Les troubles alimentaires ont envahi ma vie et ce, dès mon plus jeune âge. Déjà vers 10 ans, je voyais ma sœur ainée tomber malade. Tout d’abord de manière insidieuse, les troubles alimentaires se sont infiltrés dans notre maison. Une fois mise à découvert, la maladie a pris toute la place. Sans gêne, elle s’est installée à la table avec nous, à tous les soirs. Elle a envahi nos discussions, nos vacances, nos amitiés et notre école. On a essayé de faire comme si elle n’était pas là, mais sans succès.
Après quelques années à tourmenter ma sœur, la maladie a changé de victime et s’est prise à moi. Quelle ironie… Moi qui avais tant souffert de voir ma sœur et ma vie familiale ainsi tourmentées, moi qui avais si hâte qu’on reprenne une vie normale, j’étais maintenant devenue prisonnière. À mon tour, je permettais à la maladie de continuer à vivre. Le cycle infernal d’hospitalisations, de rendez-vous médicaux, de disputes et de pleurs ont repris pendant quelques années. Finalement, vers la fin de l’adolescence, je croyais que la maladie m’avait quittée, mais, malheureusement, ce n’était pas la fin.
Après un répit d’à peine une année ou deux, elle était de retour, et cette fois en force. Voilà que la maladie s’accroche maintenant à ma sœur cadette, et ce, sans relâche depuis maintenant plus de 13 ans.
Le but de mon témoignage est de donner espoir, courage et réconfort aux lecteurs et lectrices afin qu’ils se sentent moins seul(e)s. Loin d’être un récit scientifique, ce texte se veut vrai et porteur d’espoir pour les personnes qui en sont rétablies ainsi que pour les proches et ceux et celles aux prises avec la maladie.
En effet, maintenant, ma sœur ainée et moi sommes pleinement rétablies de cette expérience douloureuse. Nous sommes respectivement, infirmière et mères de 4 magnifiques enfants. Nous avons trouvé les partenaires de nos vies et sommes entourées d’amis loyaux et présents. Femmes fortes, passionnées et courageuses, nous en sommes sorties grandies, sans toutefois s’épargner de blessures mentales, physiques et sociales. Nous éprouvons une fragilité devant des souvenirs de jeunesse difficiles et persistants. Nous avons perdu des relations et avons marqué à jamais certains membres de notre famille. Solidaires plus que jamais aujourd’hui, nous entretenons des liens étroits avec notre famille. Nous comptons les uns sur les autres avec une assurance inébranlable. Nous avons cherché longtemps à comprendre la maladie, nous avons pris du temps à guérir et à panser nos plaies, mais nous en sommes ressorties plus soudées et plus fortes que jamais…

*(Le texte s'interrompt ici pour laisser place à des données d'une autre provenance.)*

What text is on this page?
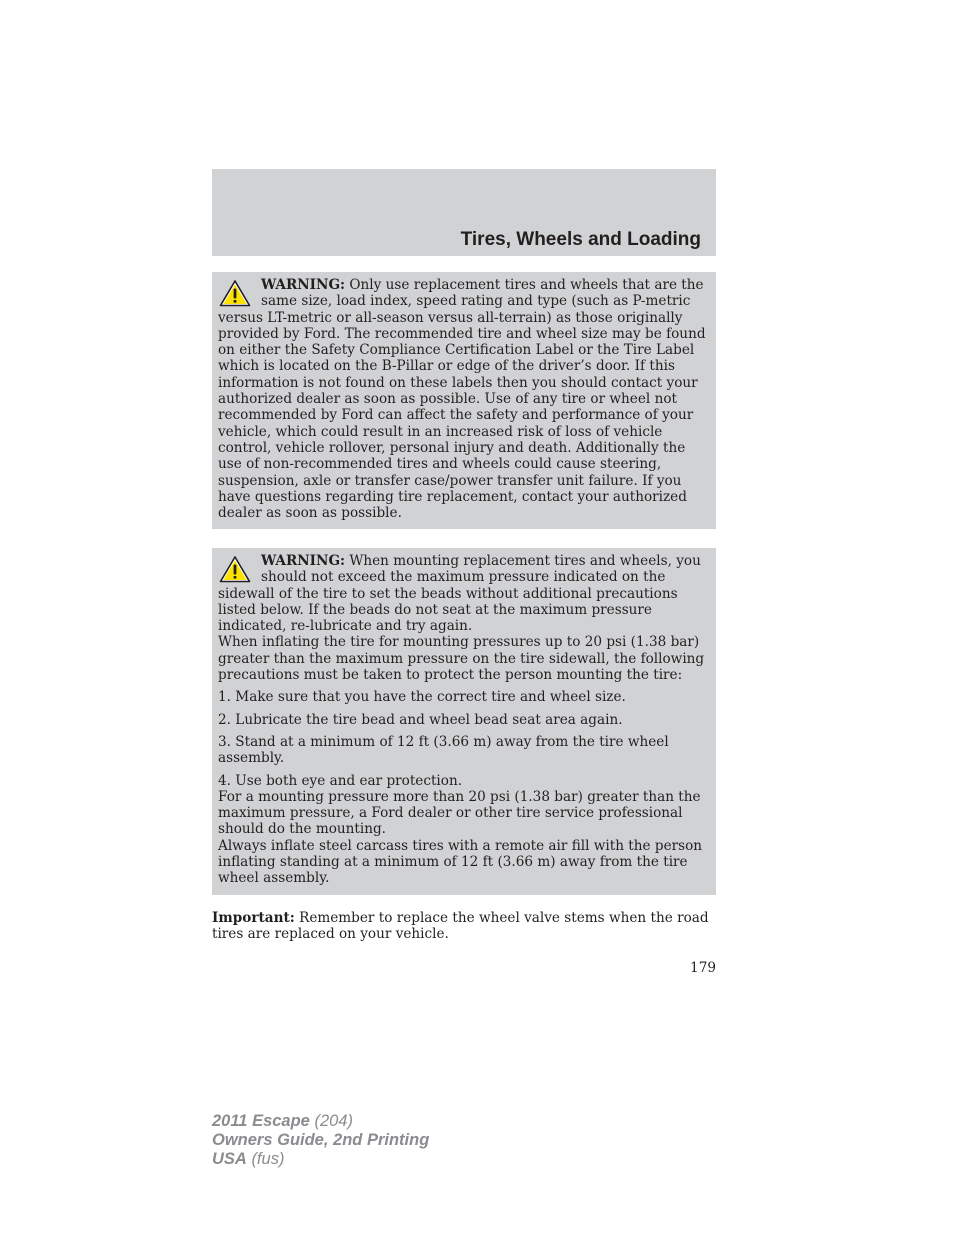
Tires, Wheels and Loading

WARNING: Only use replacement tires and wheels that are the same size, load index, speed rating and type (such as P-metric versus LT-metric or all-season versus all-terrain) as those originally provided by Ford. The recommended tire and wheel size may be found on either the Safety Compliance Certification Label or the Tire Label which is located on the B-Pillar or edge of the driver’s door. If this information is not found on these labels then you should contact your authorized dealer as soon as possible. Use of any tire or wheel not recommended by Ford can affect the safety and performance of your vehicle, which could result in an increased risk of loss of vehicle control, vehicle rollover, personal injury and death. Additionally the use of non-recommended tires and wheels could cause steering, suspension, axle or transfer case/power transfer unit failure. If you have questions regarding tire replacement, contact your authorized dealer as soon as possible.

WARNING: When mounting replacement tires and wheels, you should not exceed the maximum pressure indicated on the sidewall of the tire to set the beads without additional precautions listed below. If the beads do not seat at the maximum pressure indicated, re-lubricate and try again.

When inflating the tire for mounting pressures up to 20 psi (1.38 bar) greater than the maximum pressure on the tire sidewall, the following precautions must be taken to protect the person mounting the tire:

1. Make sure that you have the correct tire and wheel size.

2. Lubricate the tire bead and wheel bead seat area again.

3. Stand at a minimum of 12 ft (3.66 m) away from the tire wheel assembly.

4. Use both eye and ear protection.

For a mounting pressure more than 20 psi (1.38 bar) greater than the maximum pressure, a Ford dealer or other tire service professional should do the mounting.

Always inflate steel carcass tires with a remote air fill with the person inflating standing at a minimum of 12 ft (3.66 m) away from the tire wheel assembly.

Important: Remember to replace the wheel valve stems when the road tires are replaced on your vehicle.

179
2011 Escape (204)
Owners Guide, 2nd Printing
USA (fus)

Il faut également apprendre à connaitre ses limites. À ce jour, je trouve difficile de côtoyer ma sœur cadette encore aux prises avec la maladie, car, en sa présence, je me remémore le passé rempli d’obstacles et de souffrances à surmonter. C’est un peu comme me revoir dans un miroir, tel un cauchemar qui revient. Heureusement que les autres membres de ma famille sont au rendez-vous et assurent un maximum de soutien à ma sœur. Vivre avec la maladie et la côtoyer demande beaucoup d’effort, mais c’est possible. Munis de bienveillance et de résilience, on réussit à le faire à sa façon et en se respectant.
Il faut garder espoir en regardant en avant, même durant les moments de profonde dépression lorsqu’on entretient des idées noires et que l’on pense que plus rien n’est possible. J’encourage les gens qui côtoient la maladie à cultiver la résilience, la patience et l’écoute.